Hanophy didn’t buy their arguments and punished them with the maximum sentence. Quoting Confucius, the judge said Borukhova dug two graves when she set out to kill her estranged husband on Oct. 28, 2007.

“Your husband sits in his natural grave and you’re about to enter your eight by eight internment where you’ll spend the rest of your natural life,” he said.

Borukhova paid her relative nearly $20,000 for the kill, thinking she could regain her daughter, according to prosecutors, however the pair made several mistakes that led to their convictions.

Mallayev was arrested three weeks after the shooting after his fingerprints were matched to fingerprints found on a makeshift silencer left at the playground, located at 64th Road and Yellowstone Boulevard.
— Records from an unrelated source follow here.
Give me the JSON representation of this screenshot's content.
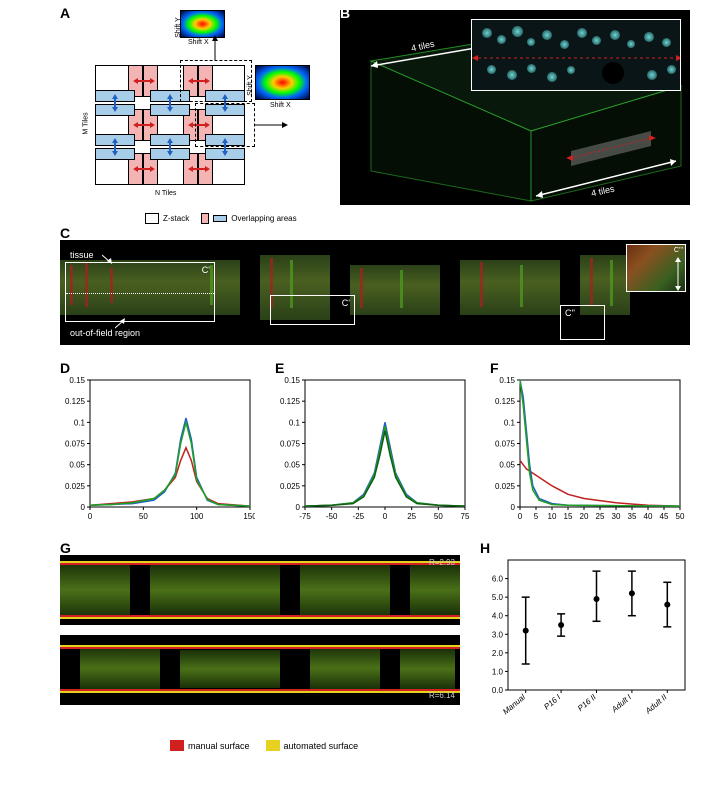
{
  "labels": {
    "A": "A",
    "B": "B",
    "C": "C",
    "D": "D",
    "E": "E",
    "F": "F",
    "G": "G",
    "H": "H"
  },
  "panelA": {
    "m_tiles": "M Tiles",
    "n_tiles": "N Tiles",
    "shift_x": "Shift X",
    "shift_y": "Shift Y",
    "legend_zstack": "Z-stack",
    "legend_overlap": "Overlapping areas",
    "tile_border": "#000000",
    "overlap_h_color": "#f4b4b4",
    "overlap_v_color": "#a8cde8",
    "arrow_h_color": "#d02020",
    "arrow_v_color": "#2060c0"
  },
  "panelB": {
    "label_4tiles_top": "4 tiles",
    "label_4tiles_bottom": "4 tiles",
    "cell_color": "#6fd4d4",
    "box_color": "#2fae2f",
    "dash_color": "#d02020"
  },
  "panelC": {
    "label_tissue": "tissue",
    "label_outfield": "out-of-field region",
    "label_outfield_side": "out of\nfield",
    "label_tissue_side": "tissue",
    "c1": "C'",
    "c2": "C'",
    "c3": "C''",
    "c3_inset": "C'''"
  },
  "chartD": {
    "type": "line",
    "xlim": [
      0,
      150
    ],
    "ylim": [
      0,
      0.15
    ],
    "xticks": [
      0,
      50,
      100,
      150
    ],
    "yticks": [
      0,
      0.025,
      0.05,
      0.075,
      0.1,
      0.125,
      0.15
    ],
    "series": [
      {
        "color": "#c02020",
        "x": [
          0,
          20,
          40,
          60,
          70,
          80,
          85,
          90,
          95,
          100,
          110,
          120,
          150
        ],
        "y": [
          0.002,
          0.004,
          0.006,
          0.01,
          0.02,
          0.035,
          0.055,
          0.07,
          0.055,
          0.03,
          0.01,
          0.004,
          0.001
        ]
      },
      {
        "color": "#2060c0",
        "x": [
          0,
          20,
          40,
          60,
          70,
          80,
          85,
          90,
          95,
          100,
          110,
          120,
          150
        ],
        "y": [
          0.002,
          0.003,
          0.004,
          0.008,
          0.018,
          0.04,
          0.08,
          0.105,
          0.08,
          0.035,
          0.008,
          0.003,
          0.001
        ]
      },
      {
        "color": "#20a020",
        "x": [
          0,
          20,
          40,
          60,
          70,
          80,
          85,
          90,
          95,
          100,
          110,
          120,
          150
        ],
        "y": [
          0.002,
          0.003,
          0.005,
          0.01,
          0.02,
          0.038,
          0.075,
          0.1,
          0.075,
          0.032,
          0.009,
          0.003,
          0.001
        ]
      }
    ],
    "background": "#ffffff",
    "axis_color": "#000000"
  },
  "chartE": {
    "type": "line",
    "xlim": [
      -75,
      75
    ],
    "ylim": [
      0,
      0.15
    ],
    "xticks": [
      -75,
      -50,
      -25,
      0,
      25,
      50,
      75
    ],
    "yticks": [
      0,
      0.025,
      0.05,
      0.075,
      0.1,
      0.125,
      0.15
    ],
    "series": [
      {
        "color": "#2060c0",
        "x": [
          -75,
          -50,
          -30,
          -20,
          -10,
          -5,
          0,
          5,
          10,
          20,
          30,
          50,
          75
        ],
        "y": [
          0.001,
          0.002,
          0.005,
          0.015,
          0.04,
          0.07,
          0.1,
          0.07,
          0.04,
          0.015,
          0.005,
          0.002,
          0.001
        ]
      },
      {
        "color": "#20a020",
        "x": [
          -75,
          -50,
          -30,
          -20,
          -10,
          -5,
          0,
          5,
          10,
          20,
          30,
          50,
          75
        ],
        "y": [
          0.001,
          0.002,
          0.005,
          0.013,
          0.038,
          0.065,
          0.095,
          0.065,
          0.038,
          0.013,
          0.005,
          0.002,
          0.001
        ]
      },
      {
        "color": "#106010",
        "x": [
          -75,
          -50,
          -30,
          -20,
          -10,
          -5,
          0,
          5,
          10,
          20,
          30,
          50,
          75
        ],
        "y": [
          0.001,
          0.002,
          0.004,
          0.012,
          0.035,
          0.06,
          0.09,
          0.06,
          0.035,
          0.012,
          0.004,
          0.002,
          0.001
        ]
      }
    ],
    "background": "#ffffff",
    "axis_color": "#000000"
  },
  "chartF": {
    "type": "line",
    "xlim": [
      0,
      50
    ],
    "ylim": [
      0,
      0.15
    ],
    "xticks": [
      0,
      5,
      10,
      15,
      20,
      25,
      30,
      35,
      40,
      45,
      50
    ],
    "yticks": [
      0,
      0.025,
      0.05,
      0.075,
      0.1,
      0.125,
      0.15
    ],
    "series": [
      {
        "color": "#c02020",
        "x": [
          0,
          1,
          2,
          4,
          6,
          10,
          15,
          20,
          30,
          40,
          50
        ],
        "y": [
          0.055,
          0.05,
          0.045,
          0.04,
          0.035,
          0.025,
          0.015,
          0.01,
          0.005,
          0.002,
          0.001
        ]
      },
      {
        "color": "#2060c0",
        "x": [
          0,
          1,
          2,
          3,
          4,
          6,
          10,
          15,
          50
        ],
        "y": [
          0.15,
          0.13,
          0.09,
          0.05,
          0.025,
          0.01,
          0.004,
          0.002,
          0.001
        ]
      },
      {
        "color": "#20a020",
        "x": [
          0,
          1,
          2,
          3,
          4,
          6,
          10,
          15,
          50
        ],
        "y": [
          0.15,
          0.12,
          0.08,
          0.04,
          0.02,
          0.008,
          0.003,
          0.002,
          0.001
        ]
      }
    ],
    "background": "#ffffff",
    "axis_color": "#000000"
  },
  "panelG": {
    "r1": "R=2.93",
    "r2": "R=6.14",
    "legend_manual": "manual surface",
    "legend_auto": "automated surface",
    "manual_color": "#d02020",
    "auto_color": "#e8d020"
  },
  "panelH": {
    "type": "errorbar",
    "ylim": [
      0,
      7
    ],
    "yticks": [
      "0.0",
      "1.0",
      "2.0",
      "3.0",
      "4.0",
      "5.0",
      "6.0"
    ],
    "categories": [
      "Manual",
      "P16 I",
      "P16 II",
      "Adult I",
      "Adult II"
    ],
    "means": [
      3.2,
      3.5,
      4.9,
      5.2,
      4.6
    ],
    "err_low": [
      1.8,
      0.6,
      1.2,
      1.2,
      1.2
    ],
    "err_high": [
      1.8,
      0.6,
      1.5,
      1.2,
      1.2
    ],
    "marker_color": "#000000",
    "axis_color": "#000000",
    "fontsize": 8
  }
}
The suburban Atlanta resident repeatedly told investigators that he was not in Queens during the time of the shooting but changed his story when they told him that cell phone records placed him within the vicinity of the crime scene.

An eyewitness also identified Mallayev as the gunman in a police lineup and during the seven−week trial.
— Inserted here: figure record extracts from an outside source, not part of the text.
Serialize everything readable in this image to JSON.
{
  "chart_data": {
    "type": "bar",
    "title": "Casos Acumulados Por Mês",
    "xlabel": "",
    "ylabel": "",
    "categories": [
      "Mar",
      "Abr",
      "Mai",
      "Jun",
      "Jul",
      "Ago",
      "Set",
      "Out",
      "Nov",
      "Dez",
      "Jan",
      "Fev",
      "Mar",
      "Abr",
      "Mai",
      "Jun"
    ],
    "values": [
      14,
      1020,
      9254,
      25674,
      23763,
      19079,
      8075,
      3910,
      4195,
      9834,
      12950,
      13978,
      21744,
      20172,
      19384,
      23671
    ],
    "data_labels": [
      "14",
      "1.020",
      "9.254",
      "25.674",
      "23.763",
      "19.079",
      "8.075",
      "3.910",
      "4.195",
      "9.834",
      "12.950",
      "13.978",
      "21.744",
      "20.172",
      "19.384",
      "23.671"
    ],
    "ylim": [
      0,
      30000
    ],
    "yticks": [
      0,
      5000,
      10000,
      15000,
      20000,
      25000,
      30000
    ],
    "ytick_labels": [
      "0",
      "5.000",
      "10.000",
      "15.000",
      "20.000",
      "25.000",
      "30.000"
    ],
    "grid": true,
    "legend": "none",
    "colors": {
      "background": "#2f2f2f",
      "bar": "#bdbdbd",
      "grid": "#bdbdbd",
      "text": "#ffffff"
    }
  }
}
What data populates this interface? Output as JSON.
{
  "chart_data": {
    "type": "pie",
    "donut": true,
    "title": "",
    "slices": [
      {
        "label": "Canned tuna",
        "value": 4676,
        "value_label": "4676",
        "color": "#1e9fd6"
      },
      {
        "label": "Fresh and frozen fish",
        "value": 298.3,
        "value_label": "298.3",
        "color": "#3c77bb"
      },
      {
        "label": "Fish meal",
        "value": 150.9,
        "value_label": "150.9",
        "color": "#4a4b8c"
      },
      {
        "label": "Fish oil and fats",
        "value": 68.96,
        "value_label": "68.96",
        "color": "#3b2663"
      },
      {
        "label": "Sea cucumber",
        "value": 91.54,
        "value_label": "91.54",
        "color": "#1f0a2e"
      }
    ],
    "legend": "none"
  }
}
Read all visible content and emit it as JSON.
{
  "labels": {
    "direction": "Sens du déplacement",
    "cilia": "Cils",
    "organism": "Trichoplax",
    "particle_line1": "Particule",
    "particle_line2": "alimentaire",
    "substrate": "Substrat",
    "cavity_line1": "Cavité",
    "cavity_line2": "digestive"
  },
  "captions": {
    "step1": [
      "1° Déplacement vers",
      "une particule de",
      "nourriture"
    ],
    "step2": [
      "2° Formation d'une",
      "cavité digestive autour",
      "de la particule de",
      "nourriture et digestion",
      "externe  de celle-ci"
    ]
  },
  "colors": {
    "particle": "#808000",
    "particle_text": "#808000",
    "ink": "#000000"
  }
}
In February 2008, Borukhova was arrested by police after they discovered she and Mallayev had 65 phone conversations in the days leading up to the murder but only two following it. The internist told police and testified under oath that she did not hear the gunshots despite being ten feet away from her husband when he was shot.

Eyewitnesses from as far as two blocks away have said they heard the shots. A jury took less than seven hours to convict the pair last month.

Gavriel Malakov, the orthodontist’s younger brother, had a less vindictive tone than his father when he made his impact statement to the judge. The sibling, who has foster custody of Michelle, said life in prison was strong enough of a punishment for him.

“We firmly stand for justice,” he said.

Borukhova’s family members left the courthouse in silence. Mallayev’s son−in−law cursed at the judge’s decision when he exited the court with the murderer’s kin.

Outside the court, Gavriel told reporters that he has a great responsibility making sure the girl grows up to be a happy and loved child. Although he said he has not told her the fate her mother, he said knows that the truth will eventually have to come out.

“I know as Michelle grows up, she’ll ask a lot of questions,” he said of the murder. “I’ll somehow have to answer those questions.”